Fossil Fuels from the Global South’s Perspective
The story of the industrial revolution, as it is traditionally taught in the UK, is one of profound transformation. It was characterised by significant improvements to efficiency and quality of life, leading to the emergence of the modern age. One of the key developments during this period was the shift in energy production, with the discovery of oil as an energy source. Unlike previous forms of energy, oil did not require intense manual labour and was both efficient and economical to produce.
The rise of industrialisation and the increased use of fossil fuels are often associated with the Great Acceleration. This was a period in the 20th century marked by significant increases in population, life expectancy, Gross Domestic Product and literacy, among other indicators. Alongside this progress, there has been an intensification of human or ‘anthropogenic’ impacts upon the planet, with corresponding rises in carbon dioxide (CO2) and other greenhouse gases. This can create the impression that fossil fuels and their effect on the Earth’s systems were the primary drivers behind these improvements in our lives.
As a result, we find ourselves in the Anthropocene, a proposed geological epoch defined by human impact on the Earth’s systems. Within this narrative, several misconceptions persist, which pose the risk of delaying solutions to the climate crisis and dismissing those who have been most affected by it.
Misconception 1: ‘oil revolutionised industry because it took less labour and money to produce energy’
The history of oil exploitation in the UK is, perhaps unexpectedly, closely tied to imperial control over colonised territories. Both of the UK’s major players in the global oil landscape, Shell and British Petroleum (BP), have their roots in the concession of land and resources from these regions.
BP originally began as the Anglo-Persian Oil Company, founded when a British businessman acquired land and exclusive rights to oil in what is now Iran. The company was later bought out by the British government and military. Local workers were underpaid, overworked, and subjected to the exploitation of the surrounding landscape, all while facing the threat of British violence if they rebelled (Aranoff, 2020).

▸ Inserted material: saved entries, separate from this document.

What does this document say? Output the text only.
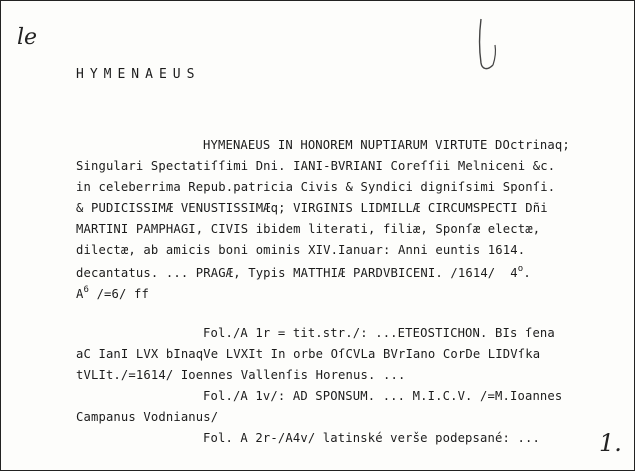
le
HYMENAEUS
HYMENAEUS IN HONOREM NUPTIARUM VIRTUTE DOctrinaq;
Singulari Spectatiſſimi Dni. IANI-BVRIANI Coreſſii Melniceni &c.
in celeberrima Repub.patricia Civis & Syndici digniſsimi Sponſi.
& PUDICISSIMÆ VENUSTISSIMÆq; VIRGINIS LIDMILLÆ CIRCUMSPECTI Dñi
MARTINI PAMPHAGI, CIVIS ibidem literati, filiæ, Sponſæ electæ,
dilectæ, ab amicis boni ominis XIV.Ianuar: Anni euntis 1614.
decantatus. ... PRAGÆ, Typis MATTHIÆ PARDVBICENI. /1614/  4$^o$.
$A^6$ /=6/ ff
Fol./A 1r = tit.str./: ...ETEOSTICHON. BIs ſena
aC IanI LVX bInaqVe LVXIt In orbe OſCVLa BVrIano CorDe LIDVſka
tVLIt./=1614/ Ioennes Vallenſis Horenus. ...
Fol./A 1v/: AD SPONSUM. ... M.I.C.V. /=M.Ioannes
Campanus Vodnianus/
Fol. A 2r-/A4v/ latinské verše podepsané: ... 1.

A similar story unfolds with Shell, where the Nigerian Ogoni people were paid meagre wages for the extraction of oil on their land, with no compensation for the environmental damage caused. When protests erupted in response to these injustices, the leader of the movement was executed by Nigeria’s military government. Shell later faced accusations of complicity in the execution and ultimately settled out of court for 15,500,000 USD (Pilkington, 2009). The pattern here is one where the the socio-economic and environmental health of one country is sacrificed for the monetary benefit of another: the coloniser, who inflicts violence to keep control over the state.
With this in mind, it is imperative to ask: Did oil truly require less labour and money, or did it simply appear that way as the true cost was internalised into socioeconomic harm to colonised states, and into the environmental harm it is now causing? Were the benefits of oil primarily felt by the Global North, at the expense of the Global South?

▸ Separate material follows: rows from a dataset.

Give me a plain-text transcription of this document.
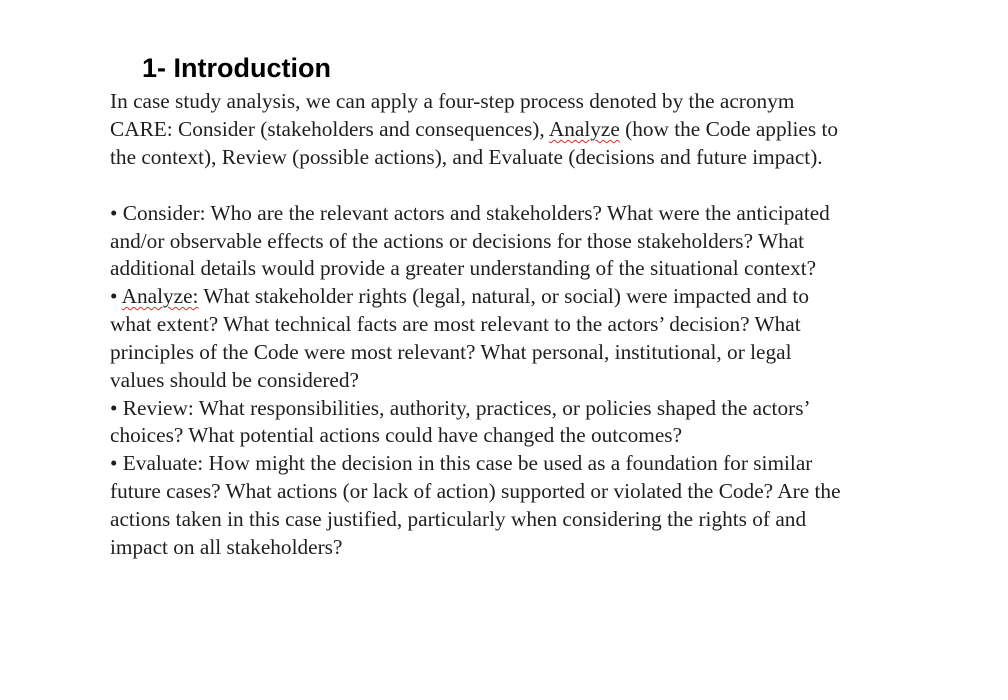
1- Introduction
In case study analysis, we can apply a four-step process denoted by the acronym
CARE: Consider (stakeholders and consequences), Analyze (how the Code applies to
the context), Review (possible actions), and Evaluate (decisions and future impact).
• Consider: Who are the relevant actors and stakeholders? What were the anticipated
and/or observable effects of the actions or decisions for those stakeholders? What
additional details would provide a greater understanding of the situational context?
• Analyze: What stakeholder rights (legal, natural, or social) were impacted and to
what extent? What technical facts are most relevant to the actors’ decision? What
principles of the Code were most relevant? What personal, institutional, or legal
values should be considered?
• Review: What responsibilities, authority, practices, or policies shaped the actors’
choices? What potential actions could have changed the outcomes?
• Evaluate: How might the decision in this case be used as a foundation for similar
future cases? What actions (or lack of action) supported or violated the Code? Are the
actions taken in this case justified, particularly when considering the rights of and
impact on all stakeholders?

Misconception 2: ‘improvements to people's lives was due to fossil fuel usage’
It is also important to question whether the improvements seen during the Great Acceleration were truly due to fossil fuel usage, and whether they were intertwined with environmental destruction. It is generally acknowledged and undeniable, however, that economic growth is closely associated with fossil fuel emissions (Onofrei, Vatamanu & Cigu, 2022). Conversely, it has been argued that as there isn’t a consistent link between health improvement indicators and economic growth, but rather with countries’ increasing focus on research and healthcare (Haines & Frumkin, 2021).
Could it then be argued that many of the improvements experienced by humanity over the last century are not inherently tied to fossil fuel use? This challenges the concept of ‘carbon lock-in,’ where the sunk costs of fossil fuel industrialisation seem insurmountable, and the environmental damage caused by emissions appears too severe to reverse. However, if the mindset of ‘carbon lock-in’ can be overcome, there may still be hope for a future with minimal environmental harm, without compromising people’s quality of life.
Misconception 3: ‘Blame for the climate crisis is universal as climate change was ‘human-induced’’
The proposed Anthropocene has faced criticism for offering a universal and apolitical explanation to why the climate has changed in the last two centuries (Moore, 2016), attributing the cause simply to ‘humans’ (Moore, 2016). In contrast, it can be argued that the major superpowers in the Global North that began such exploitative practices against the environment, established a system in which emerging economies are now virtually required to emit vast amounts of greenhouse gases to participate in the global economy. Moreover, it is the countries that have contributed the least to environmental degradation, often those that have been harmed by colonial powers in the past, that will disproportionately feel the effects of climate change: droughts, floods, displacement from rising sea-level, and increasingly severe climatic disasters. Many emerging economies that have managed to partially recover from past colonialisation do not have the luxury of divesting from fossil fuel countries like the UK. Their economies have been forcibly shaped and constrained by past colonial control, leaving them heavily reliant on fossil fuels to sustain their development.
Without considering who historically initiated the shift toward exploitative environmental practices on a global scale, and how past colonial control has forced emerging economies into a carbon lock-in, solutions to and reparations for the climate crisis will remain incomplete.